Trade shows are excellent opportunities to get in
contact with your market, meet potential customers and to talk with future
end users of your products. The American culture at work strongly prompts
technicians and decision makers to go to trade shows and users groups.
The main problem you will face over there, is that the audience is very
distracted—there are hundreds of booths to visit—therefore they will
only have a few minutes to spend with you. If you can grab someone's
attention, chances are the sales discussion will follow the trade show.
You should send at least 3 representatives from your company on a first
trade show:
- A technical presenter, who masters the art of
demonstrating the product in less than 10 minutes. This is a very complex
thing, because you should not detail too much but at the same time you
have to show all the key features: the ones that will show an immediate
return on investment to the customer.
- A sales representative, with a double task.

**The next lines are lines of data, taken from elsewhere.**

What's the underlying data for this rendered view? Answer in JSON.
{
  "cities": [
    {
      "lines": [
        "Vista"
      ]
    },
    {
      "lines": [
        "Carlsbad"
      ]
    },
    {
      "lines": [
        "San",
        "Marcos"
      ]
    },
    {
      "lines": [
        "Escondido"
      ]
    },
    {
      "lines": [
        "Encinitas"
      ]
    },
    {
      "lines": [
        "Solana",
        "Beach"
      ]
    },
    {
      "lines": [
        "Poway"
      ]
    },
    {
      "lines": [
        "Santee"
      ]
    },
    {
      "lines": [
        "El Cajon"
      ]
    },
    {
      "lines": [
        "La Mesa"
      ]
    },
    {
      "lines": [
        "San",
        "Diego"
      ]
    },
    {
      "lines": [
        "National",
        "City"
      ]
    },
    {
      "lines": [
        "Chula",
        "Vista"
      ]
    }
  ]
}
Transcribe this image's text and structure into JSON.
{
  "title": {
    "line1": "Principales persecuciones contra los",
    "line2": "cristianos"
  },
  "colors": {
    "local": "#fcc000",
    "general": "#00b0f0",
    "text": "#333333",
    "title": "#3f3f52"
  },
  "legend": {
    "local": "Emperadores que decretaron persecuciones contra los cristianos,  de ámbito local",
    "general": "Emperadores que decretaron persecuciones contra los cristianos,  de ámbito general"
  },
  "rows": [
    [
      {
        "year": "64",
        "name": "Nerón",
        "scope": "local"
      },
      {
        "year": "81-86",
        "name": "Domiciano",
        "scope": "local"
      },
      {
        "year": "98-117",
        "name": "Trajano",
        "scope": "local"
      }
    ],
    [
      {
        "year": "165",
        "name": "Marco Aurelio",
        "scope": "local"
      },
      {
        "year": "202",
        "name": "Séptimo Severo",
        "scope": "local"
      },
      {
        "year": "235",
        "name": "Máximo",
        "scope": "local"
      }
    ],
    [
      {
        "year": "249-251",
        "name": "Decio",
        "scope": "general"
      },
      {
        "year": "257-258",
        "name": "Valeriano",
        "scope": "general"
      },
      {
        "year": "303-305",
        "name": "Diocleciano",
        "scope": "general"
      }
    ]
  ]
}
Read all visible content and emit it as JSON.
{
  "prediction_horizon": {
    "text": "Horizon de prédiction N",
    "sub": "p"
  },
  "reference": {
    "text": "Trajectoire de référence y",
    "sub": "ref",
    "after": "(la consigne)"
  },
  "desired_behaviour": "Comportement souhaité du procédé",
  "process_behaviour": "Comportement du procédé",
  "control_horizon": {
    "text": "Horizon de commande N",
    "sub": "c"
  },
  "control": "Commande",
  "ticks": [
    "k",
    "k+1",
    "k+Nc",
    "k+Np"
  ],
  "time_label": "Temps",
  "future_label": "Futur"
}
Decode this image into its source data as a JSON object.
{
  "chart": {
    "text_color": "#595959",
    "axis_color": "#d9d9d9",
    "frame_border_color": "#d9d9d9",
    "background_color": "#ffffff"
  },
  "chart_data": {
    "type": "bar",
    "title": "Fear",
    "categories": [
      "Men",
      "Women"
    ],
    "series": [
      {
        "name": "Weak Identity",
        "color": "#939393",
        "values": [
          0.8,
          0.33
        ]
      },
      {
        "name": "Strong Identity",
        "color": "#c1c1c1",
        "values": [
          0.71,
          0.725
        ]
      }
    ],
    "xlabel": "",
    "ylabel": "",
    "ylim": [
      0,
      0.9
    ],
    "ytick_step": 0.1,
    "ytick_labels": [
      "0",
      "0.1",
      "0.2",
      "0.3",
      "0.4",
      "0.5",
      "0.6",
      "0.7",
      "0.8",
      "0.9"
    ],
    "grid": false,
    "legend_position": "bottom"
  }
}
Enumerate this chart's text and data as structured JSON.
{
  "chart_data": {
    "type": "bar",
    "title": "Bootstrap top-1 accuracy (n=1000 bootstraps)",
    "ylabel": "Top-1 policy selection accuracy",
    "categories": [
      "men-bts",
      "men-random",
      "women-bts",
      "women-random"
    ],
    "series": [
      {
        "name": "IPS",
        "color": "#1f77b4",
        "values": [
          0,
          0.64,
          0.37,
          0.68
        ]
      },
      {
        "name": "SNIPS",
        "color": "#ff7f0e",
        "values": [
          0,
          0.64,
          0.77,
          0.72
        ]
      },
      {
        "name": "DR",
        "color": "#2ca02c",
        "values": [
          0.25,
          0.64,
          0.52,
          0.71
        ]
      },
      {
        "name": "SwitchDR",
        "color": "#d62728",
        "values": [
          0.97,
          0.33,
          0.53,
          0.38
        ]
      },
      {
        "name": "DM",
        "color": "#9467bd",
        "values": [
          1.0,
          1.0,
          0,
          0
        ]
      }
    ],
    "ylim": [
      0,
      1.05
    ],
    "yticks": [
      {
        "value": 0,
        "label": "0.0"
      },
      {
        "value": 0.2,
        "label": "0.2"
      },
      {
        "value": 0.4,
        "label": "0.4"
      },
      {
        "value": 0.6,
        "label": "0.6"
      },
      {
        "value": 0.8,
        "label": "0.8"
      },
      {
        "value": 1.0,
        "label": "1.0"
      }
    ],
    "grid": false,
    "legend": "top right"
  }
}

First, he will drag people to the booth. His job is to talk to people
passing by the booth, and to convince them to sit down to attend the
presentation—in 15 seconds. To achieve this, he has to streamline
a perfect speech, or he may organize a contest with a raffle to push
the prospect to fill out a qualification form, which may help a lot (Americans
always like goodies!). His second task is to discuss with the prospects
who want to go further, immediately after watching the demo: make an
appointment, give price ranges, and why not close the deal if the attendee
is a decision maker who controls his own budget.
- An assistant, whose only roles are to collect
qualification forms, scan badges and distribute goodies (T-shirts, stress
balls or other) in exchange for completely filled-out qualification
forms, and of course manage marketing collaterals supplies.